Interior Minister Fred Matiang'i said the trouble was localized and blamed it on "criminal elements" rather than legitimate political protest. He also denied accusations of police brutality.

"Let us be honest - there are no demonstrations happening," he told reporters.

"Individuals or gangs that are looting shops, that want to endanger lives, that are breaking into people's businesses – those are not demonstrators. They are criminals and we expect police to deal with criminals how criminals should be dealt with."

"State Terror"

However, James Orengo, another top NASA official, said the killings were part of a carefully laid plan by 55-year-old Kenyatta's Jubilee party and the security forces to rig the poll, crush dissent and then hide the evidence.

"This violence, this state terror is being executed following very meticulous preparation," he said.

"It's like they knew what they were going to do. They knew they were going to steal an election. They knew the people would be unhappy, and therefore all the instruments of violence were put in place."

He and Muthama urged Odinga supporters to stay calm and out of harm's way but, ominously, said there would be no backing down. "We will not be cowed. We will not relent," Muthama said.

As with previous votes in 2007 and 2013, this year's elections have exposed the underlying ethnic tensions in the nation of 45 million people, the economic engine of East Africa and the region's main trading hub.
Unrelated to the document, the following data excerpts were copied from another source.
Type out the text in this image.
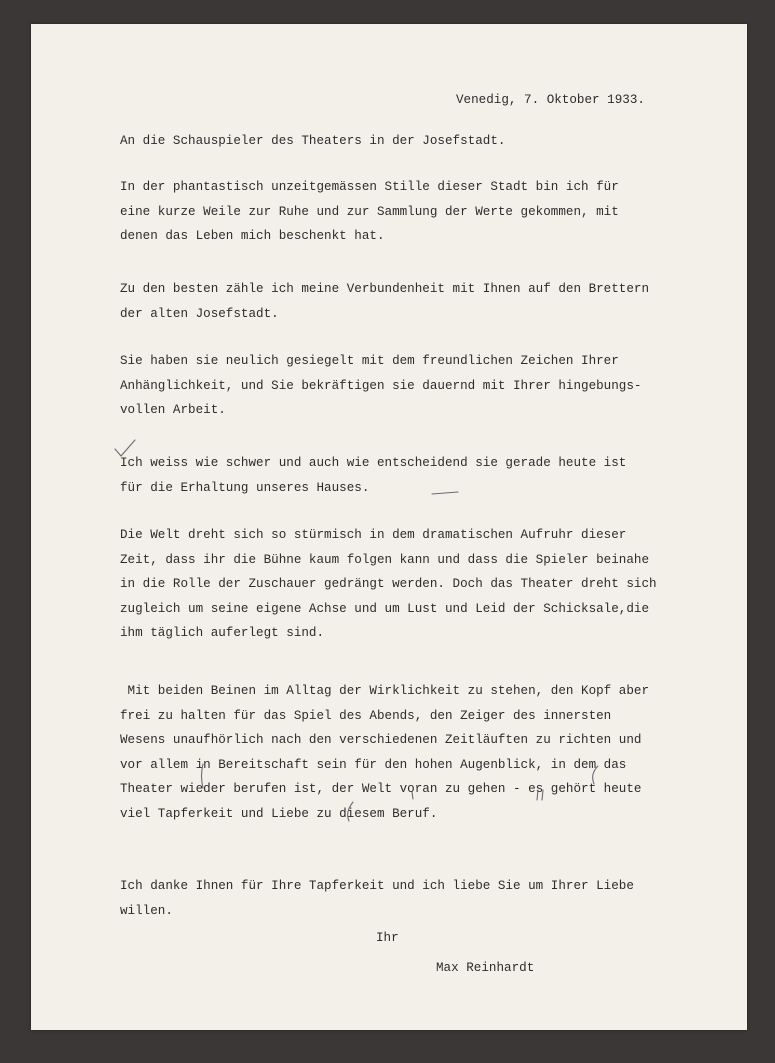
Venedig, 7. Oktober 1933.

An die Schauspieler des Theaters in der Josefstadt.

In der phantastisch unzeitgemässen Stille dieser Stadt bin ich für
eine kurze Weile zur Ruhe und zur Sammlung der Werte gekommen, mit
denen das Leben mich beschenkt hat.

Zu den besten zähle ich meine Verbundenheit mit Ihnen auf den Brettern
der alten Josefstadt.

Sie haben sie neulich gesiegelt mit dem freundlichen Zeichen Ihrer
Anhänglichkeit, und Sie bekräftigen sie dauernd mit Ihrer hingebungs-
vollen Arbeit.

Ich weiss wie schwer und auch wie entscheidend sie gerade heute ist
für die Erhaltung unseres Hauses.

Die Welt dreht sich so stürmisch in dem dramatischen Aufruhr dieser
Zeit, dass ihr die Bühne kaum folgen kann und dass die Spieler beinahe
in die Rolle der Zuschauer gedrängt werden. Doch das Theater dreht sich
zugleich um seine eigene Achse und um Lust und Leid der Schicksale,die
ihm täglich auferlegt sind.

Mit beiden Beinen im Alltag der Wirklichkeit zu stehen, den Kopf aber
frei zu halten für das Spiel des Abends, den Zeiger des innersten
Wesens unaufhörlich nach den verschiedenen Zeitläuften zu richten und
vor allem in Bereitschaft sein für den hohen Augenblick, in dem das
Theater wieder berufen ist, der Welt voran zu gehen - es gehört heute
viel Tapferkeit und Liebe zu diesem Beruf.

Ich danke Ihnen für Ihre Tapferkeit und ich liebe Sie um Ihrer Liebe
willen.

Ihr

Max Reinhardt
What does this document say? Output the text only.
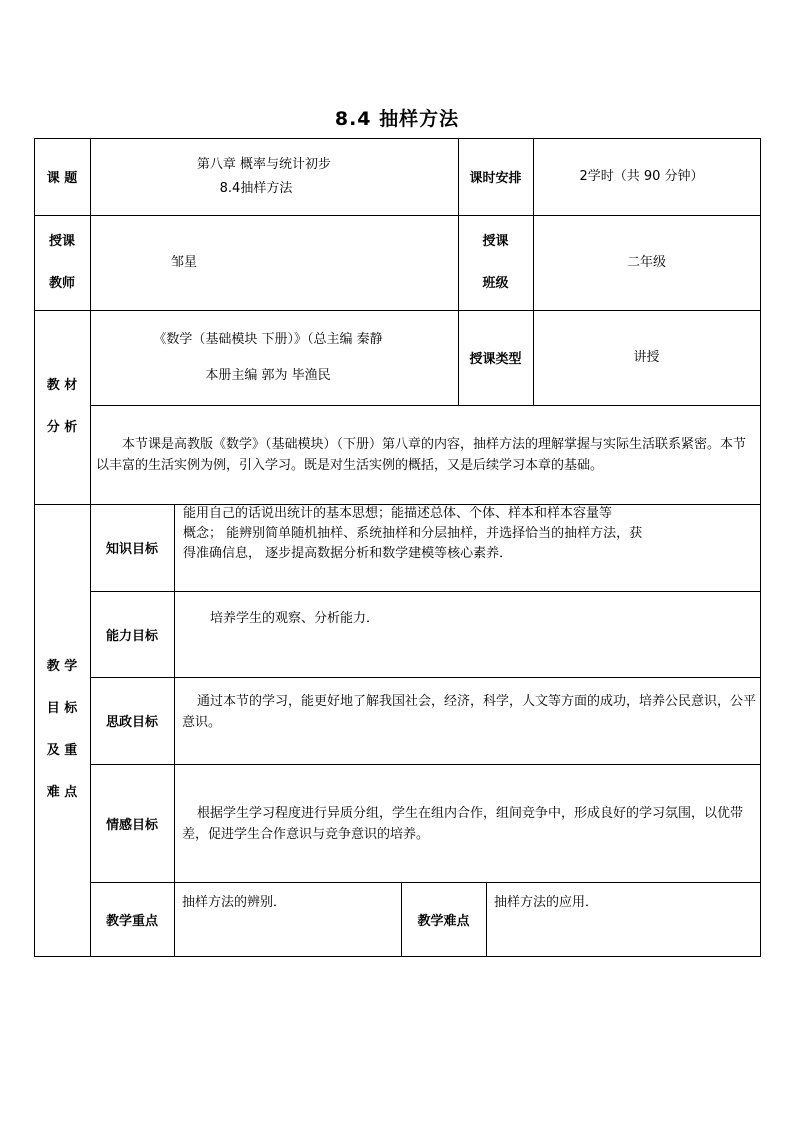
8.4 抽样方法
课 题
第八章 概率与统计初步
8.4抽样方法
课时安排	2学时（共 90 分钟）
授课
教师
邹星
授课
班级
二年级
教 材
分 析
《数学（基础模块 下册）》（总主编 秦静
本册主编 郭为 毕渔民
授课类型	讲授
本节课是高教版《数学》（基础模块）（下册）第八章的内容，抽样方法的理解掌握与实际生活联系紧密。本节以丰富的生活实例为例，引入学习。既是对生活实例的概括，又是后续学习本章的基础。
教 学
目 标
及 重
难 点
知识目标
能用自己的话说出统计的基本思想；能描述总体、个体、样本和样本容量等
概念； 能辨别简单随机抽样、系统抽样和分层抽样，并选择恰当的抽样方法，获
得准确信息， 逐步提高数据分析和数学建模等核心素养．
能力目标
培养学生的观察、分析能力．
思政目标
通过本节的学习，能更好地了解我国社会，经济，科学，人文等方面的成功，培养公民意识，公平意识。
情感目标
根据学生学习程度进行异质分组，学生在组内合作，组间竞争中，形成良好的学习氛围，以优带差，促进学生合作意识与竞争意识的培养。
教学重点
抽样方法的辨别．
教学难点
抽样方法的应用．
In particular, Odinga's Luo tribe, who hail from the west, hoped an Odinga presidency would break the Kikuyu and Kalenjin dominance of central government since independence in 1963. Kenyatta, the son of Kenya's first president, is a Kikuyu.

Most of the trouble has been in the western city of Kisumu, an Odinga stronghold, and the large, ethnically mixed slums on the outskirts of Nairobi.
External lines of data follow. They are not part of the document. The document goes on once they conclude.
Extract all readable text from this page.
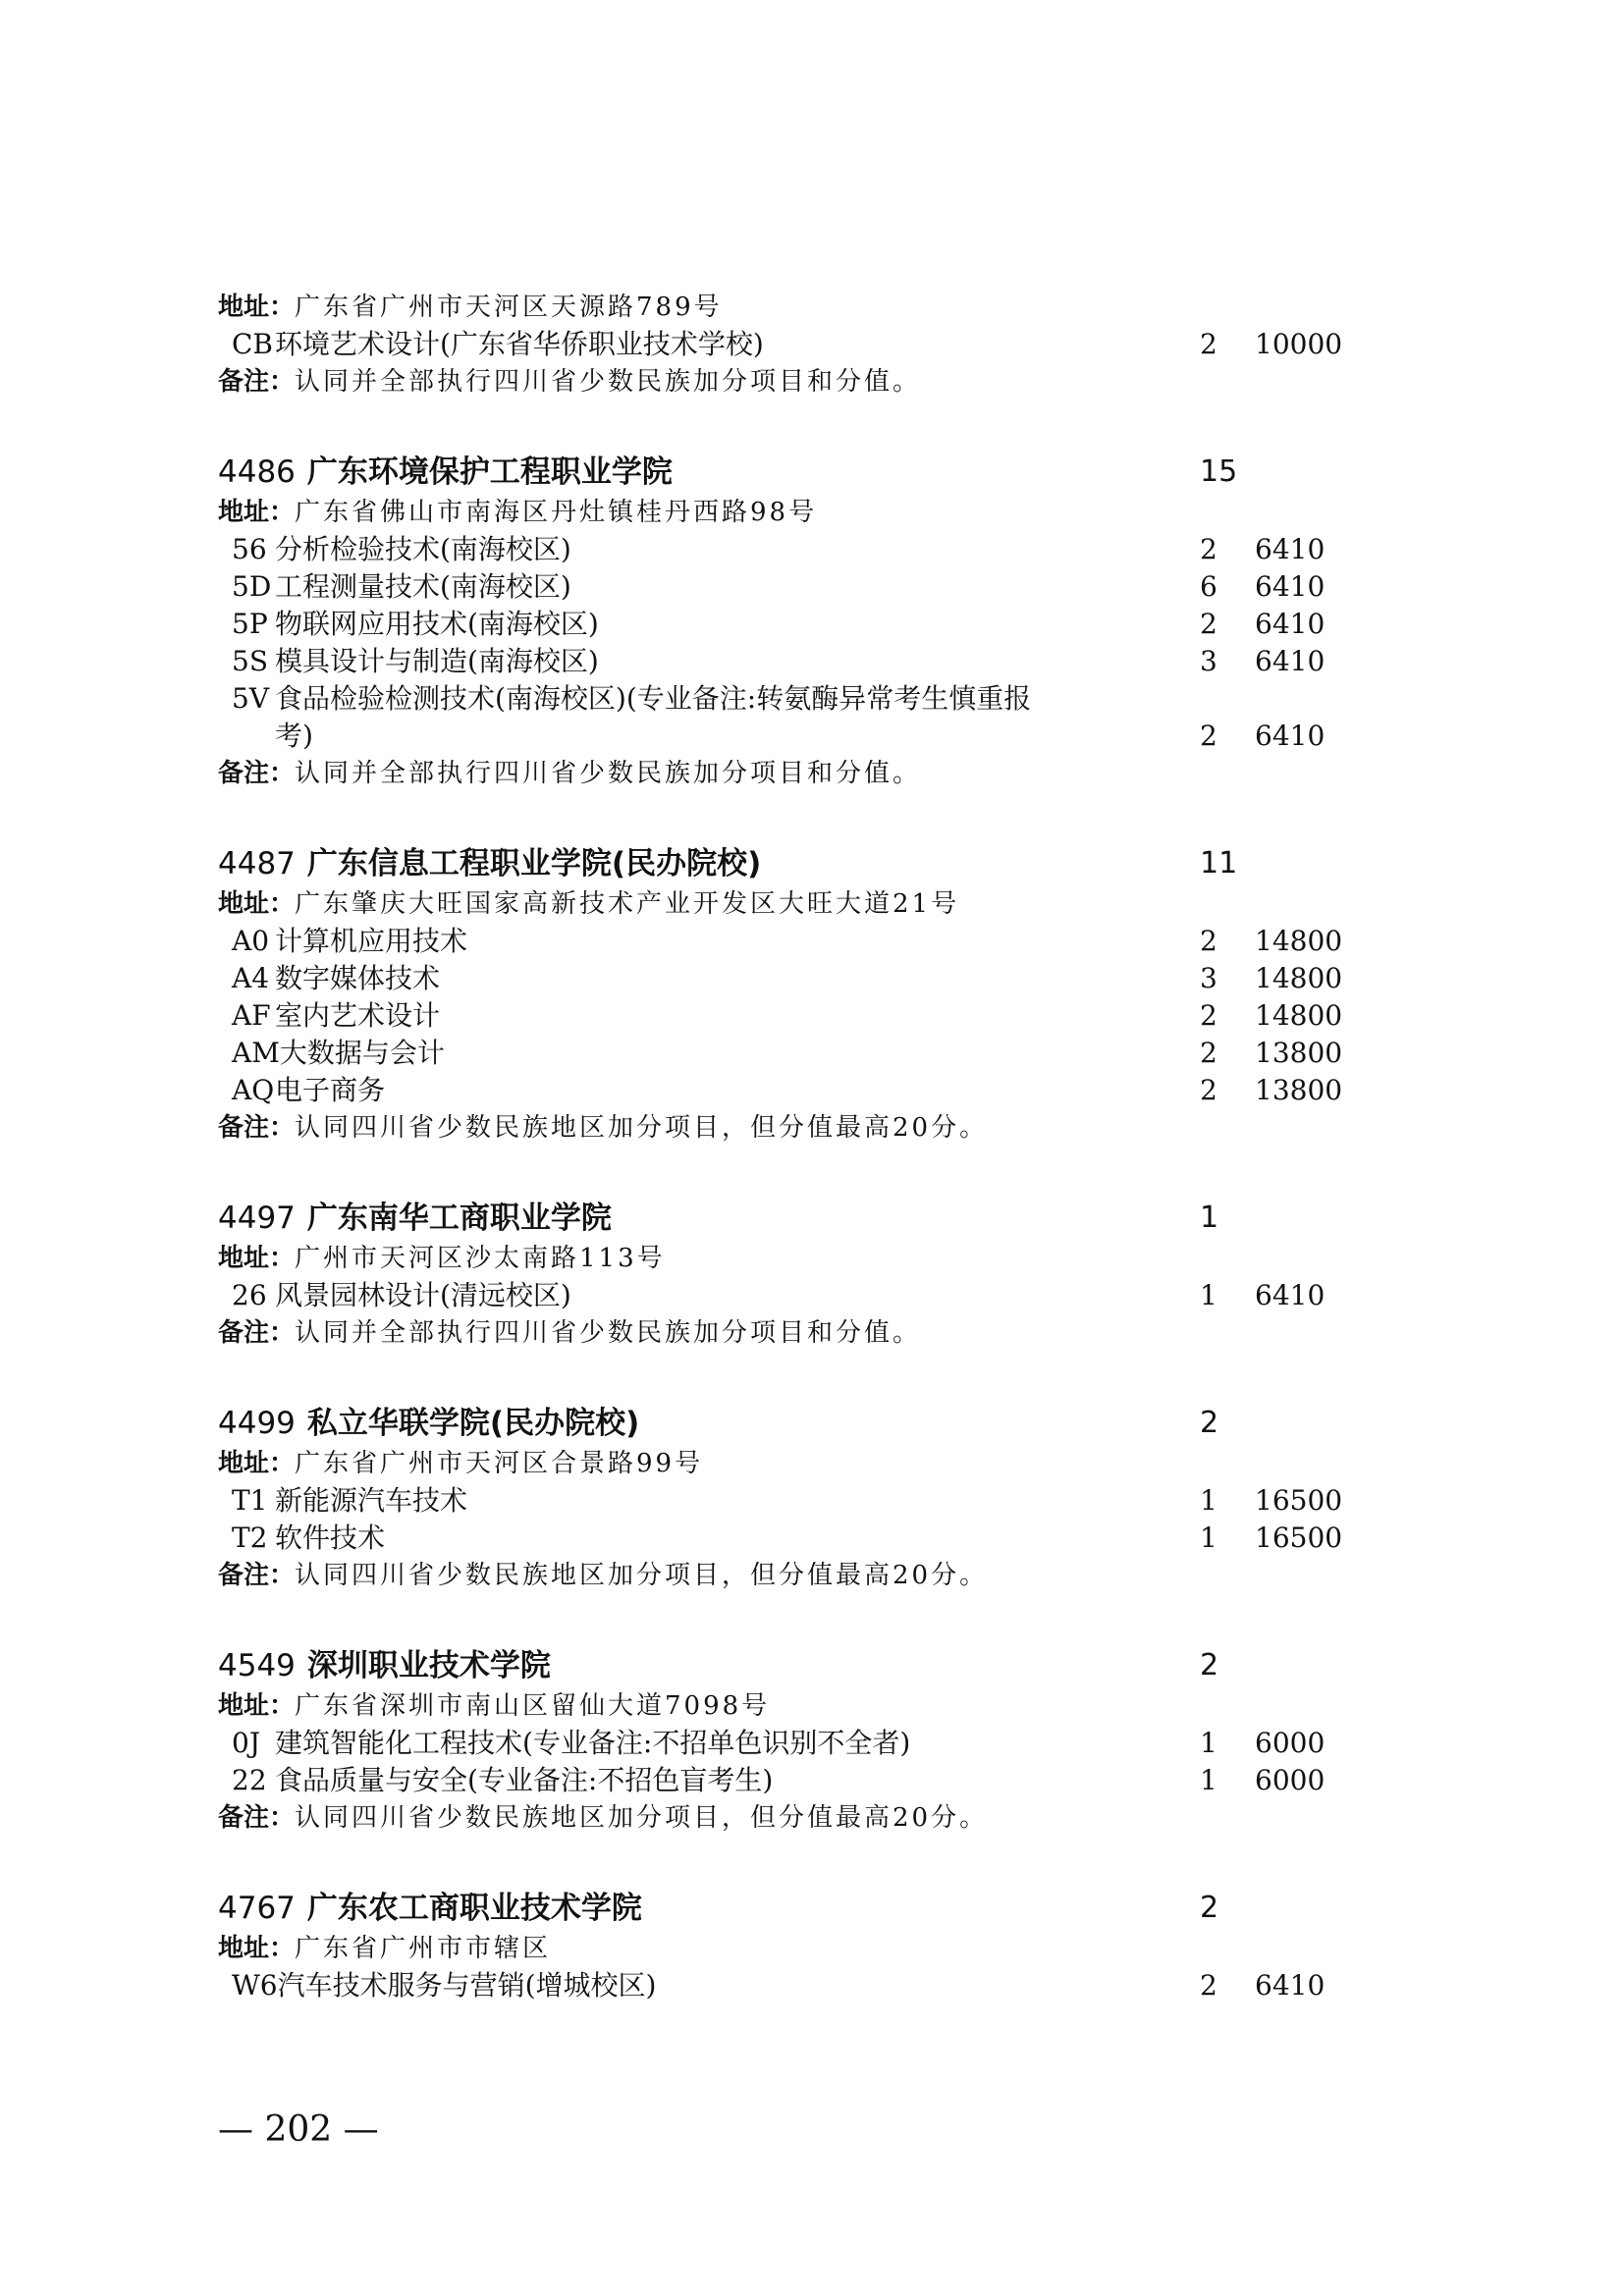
地址：广东省广州市天河区天源路789号
CB环境艺术设计(广东省华侨职业技术学校)	2 10000
备注：认同并全部执行四川省少数民族加分项目和分值。
4486 广东环境保护工程职业学院	15
地址：广东省佛山市南海区丹灶镇桂丹西路98号
56 分析检验技术(南海校区)	2 6410
5D 工程测量技术(南海校区)	6 6410
5P 物联网应用技术(南海校区)	2 6410
5S 模具设计与制造(南海校区)	3 6410
5V 食品检验检测技术(南海校区)(专业备注:转氨酶异常考生慎重报
考)	2 6410
备注：认同并全部执行四川省少数民族加分项目和分值。
4487 广东信息工程职业学院(民办院校)	11
地址：广东肇庆大旺国家高新技术产业开发区大旺大道21号
A0 计算机应用技术	2 14800
A4 数字媒体技术	3 14800
AF 室内艺术设计	2 14800
AM大数据与会计	2 13800
AQ电子商务	2 13800
备注：认同四川省少数民族地区加分项目，但分值最高20分。
4497 广东南华工商职业学院	1
地址：广州市天河区沙太南路113号
26 风景园林设计(清远校区)	1 6410
备注：认同并全部执行四川省少数民族加分项目和分值。
4499 私立华联学院(民办院校)	2
地址：广东省广州市天河区合景路99号
T1 新能源汽车技术	1 16500
T2 软件技术	1 16500
备注：认同四川省少数民族地区加分项目，但分值最高20分。
4549 深圳职业技术学院	2
地址：广东省深圳市南山区留仙大道7098号
0J 建筑智能化工程技术(专业备注:不招单色识别不全者)	1 6000
22 食品质量与安全(专业备注:不招色盲考生)	1 6000
备注：认同四川省少数民族地区加分项目，但分值最高20分。
4767 广东农工商职业技术学院	2
地址：广东省广州市市辖区
W6汽车技术服务与营销(增城校区)	2 6410
— 202 —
The bodies of nine young men shot dead in the capital's run-down Mathare neighborhood were brought to the city morgue, a security official said. A young girl was also killed by a stray bullet in Mathare, according to a witness.
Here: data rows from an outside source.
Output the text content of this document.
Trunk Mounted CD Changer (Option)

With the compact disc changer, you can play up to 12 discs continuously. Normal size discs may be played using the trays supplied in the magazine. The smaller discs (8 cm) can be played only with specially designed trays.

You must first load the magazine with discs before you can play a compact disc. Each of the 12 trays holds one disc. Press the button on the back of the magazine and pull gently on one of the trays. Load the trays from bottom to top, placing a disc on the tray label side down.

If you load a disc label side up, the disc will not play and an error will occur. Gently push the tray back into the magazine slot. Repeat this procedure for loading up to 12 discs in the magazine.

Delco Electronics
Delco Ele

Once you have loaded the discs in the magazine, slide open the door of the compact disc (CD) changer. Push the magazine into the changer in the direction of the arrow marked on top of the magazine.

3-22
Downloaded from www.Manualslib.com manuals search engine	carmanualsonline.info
A government official said one man had been killed in Kisumu county. A Reuters reporter in the city heard tear gas grenades and gunshots overnight and on Saturday morning.

In addition to the deaths, officials at Kisumu's main hospital said they had treated 26 people since Friday night, including four with gunshot wounds and others who had been beaten by police.

"This is Just a Warm-Up"

One man, 28-year-old Moses Oduor, was inside his home in Kisumu's impoverished district of Obunga when police conducting house-to-house raids dragged him out of his bedroom and set about him with clubs.

"He was not out fighting them. He was rescued by my sister who lives next to him," said his brother, Charles Ochieng. "She came outside screaming at the police, asking why they are beating people."

In Nairobi, armed police backed by water cannon moved through the rubble-strewn streets of Kibera, another pro-Odinga slum.

At one point they fired volleys of tear gas and live rounds to force a convoy of pick-up trucks containing senior NASA officials to retreat, a Reuters witness said. It was not clear why they were going to Kibera.

Fleeing Odinga loyalists vowed to vent their rage at the seat of Kenyatta's administration in central Nairobi.

"This is just a warm-up. Tomorrow we will go to State House and they can kill us there," shouted Felix Oduor, 18, as he ran from clouds of tear gas along Kibera's railway line. "They can't kill us all," those around him shouted in response.

Even before the official result was declared, NASA had rejected the poll's outcome, saying the election commission's systems had been hacked, the count was irregular, and foreign observers who endorsed the poll and the count were biased.

NASA provided no evidence for any of its accusations but singled out former U.S. Secretary of State John Kerry and former South African president Thabo Mbeki - who both led teams of observers - for criticism.

In addition to the thumbs-up from foreign monitors, Kenya's ELOG domestic observation group, which had 8,300 agents on the ground, published a parallel vote tally on Saturday that conformed with the official results.

ELOG's projected outcome put Kenyatta on 54 percent with a 1.9 percent error margin, and its chairwoman said there was no evidence of manipulation.